もっと美味しい時間
「け、慶太郎さんっ! この手、違反行為っ!!」
今にも私の胸を揉みしだこうとしていた手を、思いっきり引っ叩く。
部屋中に充満していた甘い香りが、一瞬にして蹴散らされた。
「……っとに、タイミング悪いなぁ」
私の携帯を手にすると、不満そうな顔をする。
「アラームのせいにしないでっ。朝から何してるのっ!!」
「それは、お互い様だろ。ひとりで良からぬこと想像して、モゾモゾしてたくせに」
人を小馬鹿にしたようにニヤリと笑うと、私のおでこをピンっと弾く。
慶太郎さんは私に引っ叩かれた手を、私は弾かれたおでこを摩っていると、どちらからともなく笑い合ってしまった。
今日はこれから綾乃さんと対峙するというのにこの余裕感は、慶太郎さんに愛されていることが身体いっぱい感じられるから。

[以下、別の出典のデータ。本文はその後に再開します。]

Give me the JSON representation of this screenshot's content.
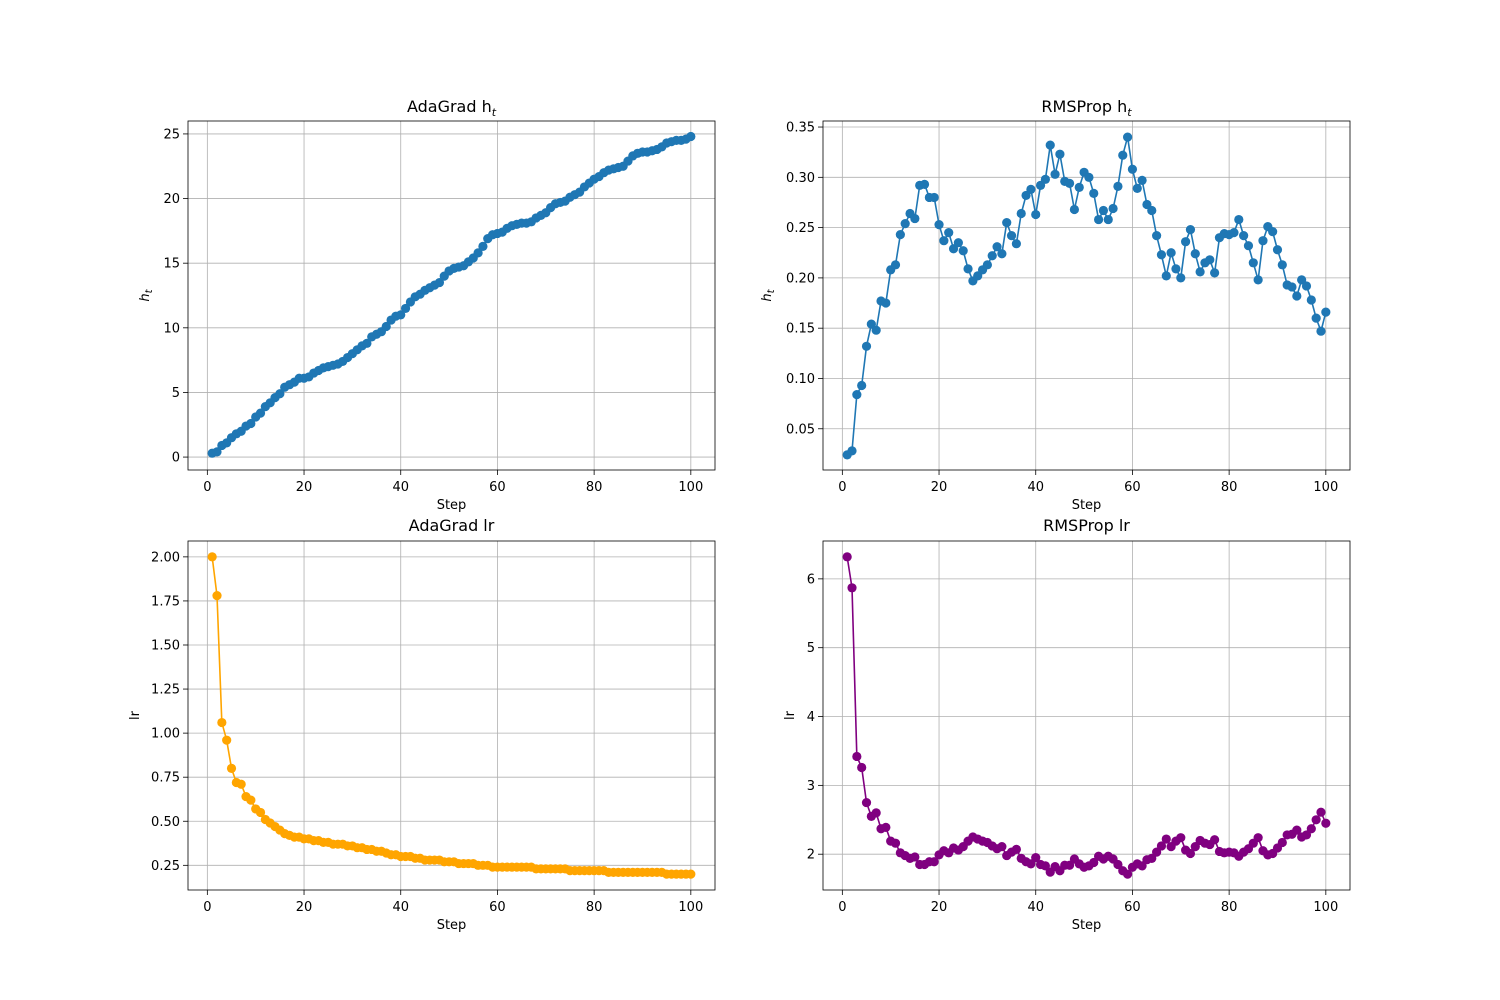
{
  "chart_data": [
    {
      "type": "line",
      "title": "AdaGrad h",
      "title_sub": "t",
      "xlabel": "Step",
      "ylabel": "h",
      "ylabel_sub": "t",
      "color": "#1f77b4",
      "marker": "circle",
      "grid": true,
      "xlim": [
        -4,
        105
      ],
      "ylim": [
        -1.0,
        26.0
      ],
      "xticks": [
        0,
        20,
        40,
        60,
        80,
        100
      ],
      "yticks": [
        0,
        5,
        10,
        15,
        20,
        25
      ],
      "xtick_labels": [
        "0",
        "20",
        "40",
        "60",
        "80",
        "100"
      ],
      "ytick_labels": [
        "0",
        "5",
        "10",
        "15",
        "20",
        "25"
      ],
      "x_start": 1,
      "x_step": 1,
      "values": [
        0.3,
        0.4,
        0.9,
        1.1,
        1.5,
        1.8,
        2.0,
        2.4,
        2.6,
        3.1,
        3.4,
        3.9,
        4.2,
        4.6,
        4.9,
        5.4,
        5.6,
        5.8,
        6.1,
        6.1,
        6.2,
        6.5,
        6.7,
        6.9,
        7.0,
        7.1,
        7.2,
        7.4,
        7.7,
        8.0,
        8.3,
        8.6,
        8.8,
        9.3,
        9.5,
        9.7,
        10.1,
        10.6,
        10.9,
        11.0,
        11.5,
        12.0,
        12.4,
        12.6,
        12.9,
        13.1,
        13.3,
        13.5,
        14.0,
        14.4,
        14.6,
        14.7,
        14.8,
        15.1,
        15.4,
        15.8,
        16.3,
        16.9,
        17.2,
        17.3,
        17.4,
        17.7,
        17.9,
        18.0,
        18.1,
        18.1,
        18.2,
        18.5,
        18.7,
        18.9,
        19.3,
        19.6,
        19.7,
        19.8,
        20.1,
        20.3,
        20.5,
        20.9,
        21.2,
        21.5,
        21.7,
        22.0,
        22.2,
        22.3,
        22.4,
        22.5,
        22.9,
        23.3,
        23.5,
        23.6,
        23.6,
        23.7,
        23.8,
        24.0,
        24.3,
        24.4,
        24.5,
        24.5,
        24.6,
        24.8
      ]
    },
    {
      "type": "line",
      "title": "RMSProp h",
      "title_sub": "t",
      "xlabel": "Step",
      "ylabel": "h",
      "ylabel_sub": "t",
      "color": "#1f77b4",
      "marker": "circle",
      "grid": true,
      "xlim": [
        -4,
        105
      ],
      "ylim": [
        0.009,
        0.356
      ],
      "xticks": [
        0,
        20,
        40,
        60,
        80,
        100
      ],
      "yticks": [
        0.05,
        0.1,
        0.15,
        0.2,
        0.25,
        0.3,
        0.35
      ],
      "xtick_labels": [
        "0",
        "20",
        "40",
        "60",
        "80",
        "100"
      ],
      "ytick_labels": [
        "0.05",
        "0.10",
        "0.15",
        "0.20",
        "0.25",
        "0.30",
        "0.35"
      ],
      "x_start": 1,
      "x_step": 1,
      "values": [
        0.024,
        0.028,
        0.084,
        0.093,
        0.132,
        0.154,
        0.148,
        0.177,
        0.175,
        0.208,
        0.213,
        0.243,
        0.254,
        0.264,
        0.259,
        0.292,
        0.293,
        0.28,
        0.28,
        0.253,
        0.237,
        0.245,
        0.229,
        0.235,
        0.227,
        0.209,
        0.197,
        0.202,
        0.208,
        0.213,
        0.222,
        0.231,
        0.224,
        0.255,
        0.242,
        0.234,
        0.264,
        0.282,
        0.288,
        0.263,
        0.292,
        0.298,
        0.332,
        0.303,
        0.323,
        0.296,
        0.294,
        0.268,
        0.29,
        0.305,
        0.3,
        0.284,
        0.258,
        0.267,
        0.258,
        0.269,
        0.291,
        0.322,
        0.34,
        0.308,
        0.289,
        0.297,
        0.273,
        0.267,
        0.242,
        0.223,
        0.202,
        0.225,
        0.209,
        0.2,
        0.236,
        0.248,
        0.224,
        0.206,
        0.215,
        0.218,
        0.205,
        0.24,
        0.244,
        0.243,
        0.245,
        0.258,
        0.242,
        0.232,
        0.215,
        0.198,
        0.237,
        0.251,
        0.246,
        0.228,
        0.213,
        0.193,
        0.191,
        0.182,
        0.198,
        0.192,
        0.178,
        0.16,
        0.147,
        0.166
      ]
    },
    {
      "type": "line",
      "title": "AdaGrad lr",
      "xlabel": "Step",
      "ylabel": "lr",
      "color": "#ffa500",
      "marker": "circle",
      "grid": true,
      "xlim": [
        -4,
        105
      ],
      "ylim": [
        0.11,
        2.09
      ],
      "xticks": [
        0,
        20,
        40,
        60,
        80,
        100
      ],
      "yticks": [
        0.25,
        0.5,
        0.75,
        1.0,
        1.25,
        1.5,
        1.75,
        2.0
      ],
      "xtick_labels": [
        "0",
        "20",
        "40",
        "60",
        "80",
        "100"
      ],
      "ytick_labels": [
        "0.25",
        "0.50",
        "0.75",
        "1.00",
        "1.25",
        "1.50",
        "1.75",
        "2.00"
      ],
      "x_start": 1,
      "x_step": 1,
      "values": [
        2.0,
        1.78,
        1.06,
        0.96,
        0.8,
        0.72,
        0.71,
        0.64,
        0.62,
        0.57,
        0.55,
        0.51,
        0.49,
        0.47,
        0.45,
        0.43,
        0.42,
        0.41,
        0.41,
        0.4,
        0.4,
        0.39,
        0.39,
        0.38,
        0.38,
        0.37,
        0.37,
        0.37,
        0.36,
        0.36,
        0.35,
        0.35,
        0.34,
        0.34,
        0.33,
        0.33,
        0.32,
        0.31,
        0.31,
        0.3,
        0.3,
        0.3,
        0.29,
        0.29,
        0.28,
        0.28,
        0.28,
        0.28,
        0.27,
        0.27,
        0.27,
        0.26,
        0.26,
        0.26,
        0.26,
        0.25,
        0.25,
        0.25,
        0.24,
        0.24,
        0.24,
        0.24,
        0.24,
        0.24,
        0.24,
        0.24,
        0.24,
        0.23,
        0.23,
        0.23,
        0.23,
        0.23,
        0.23,
        0.23,
        0.22,
        0.22,
        0.22,
        0.22,
        0.22,
        0.22,
        0.22,
        0.22,
        0.21,
        0.21,
        0.21,
        0.21,
        0.21,
        0.21,
        0.21,
        0.21,
        0.21,
        0.21,
        0.21,
        0.21,
        0.2,
        0.2,
        0.2,
        0.2,
        0.2,
        0.2
      ]
    },
    {
      "type": "line",
      "title": "RMSProp lr",
      "xlabel": "Step",
      "ylabel": "lr",
      "color": "#800080",
      "marker": "circle",
      "grid": true,
      "xlim": [
        -4,
        105
      ],
      "ylim": [
        1.48,
        6.55
      ],
      "xticks": [
        0,
        20,
        40,
        60,
        80,
        100
      ],
      "yticks": [
        2,
        3,
        4,
        5,
        6
      ],
      "xtick_labels": [
        "0",
        "20",
        "40",
        "60",
        "80",
        "100"
      ],
      "ytick_labels": [
        "2",
        "3",
        "4",
        "5",
        "6"
      ],
      "x_start": 1,
      "x_step": 1,
      "values": [
        6.32,
        5.87,
        3.42,
        3.26,
        2.75,
        2.55,
        2.6,
        2.37,
        2.39,
        2.19,
        2.16,
        2.02,
        1.98,
        1.94,
        1.96,
        1.85,
        1.85,
        1.89,
        1.89,
        1.99,
        2.05,
        2.02,
        2.09,
        2.06,
        2.11,
        2.19,
        2.25,
        2.22,
        2.19,
        2.17,
        2.12,
        2.08,
        2.11,
        1.98,
        2.03,
        2.07,
        1.94,
        1.89,
        1.86,
        1.95,
        1.85,
        1.83,
        1.74,
        1.82,
        1.76,
        1.84,
        1.84,
        1.93,
        1.86,
        1.81,
        1.83,
        1.88,
        1.97,
        1.93,
        1.97,
        1.93,
        1.85,
        1.76,
        1.71,
        1.81,
        1.86,
        1.83,
        1.92,
        1.94,
        2.03,
        2.12,
        2.22,
        2.11,
        2.19,
        2.24,
        2.06,
        2.01,
        2.11,
        2.2,
        2.16,
        2.14,
        2.21,
        2.04,
        2.02,
        2.03,
        2.02,
        1.97,
        2.03,
        2.08,
        2.16,
        2.24,
        2.05,
        1.99,
        2.01,
        2.09,
        2.17,
        2.28,
        2.29,
        2.35,
        2.25,
        2.28,
        2.37,
        2.5,
        2.61,
        2.45
      ]
    }
  ]
}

今、目の前に広がっている慶太郎さんの笑顔は、私だけのもの。
誰にも渡さないっ!!
バサッとベッドの上に立ち上がると、ウルトラマンよろしく拳を真上に突き上げた。
さぁ来い、綾乃っ! 今日の私は、ただのちっちゃい小娘じゃないんだからっ!!
フフフッと、ちょっと不気味な笑いを漏らすと、慶太郎さんの間の抜けた声。
「も、百花、気合入ってるところ悪いんだけど……。パンツ丸見え」
えっ? パンツ??
ゆっくり振り返り、慶太郎さんの顔を見てから自分の下半身に目を下ろす。
ちゃんと穿いて寝たはずのモコモコ短パンのゴムが緩んで、ちょうどパンツが丸見えの位置までズリ落ちていた。
「イヤーーーッ!! 慶太郎さんのバカっ!!」
何の関係のない慶太郎さんを罵ると、短パンを持ち上げて寝室から逃げ去った。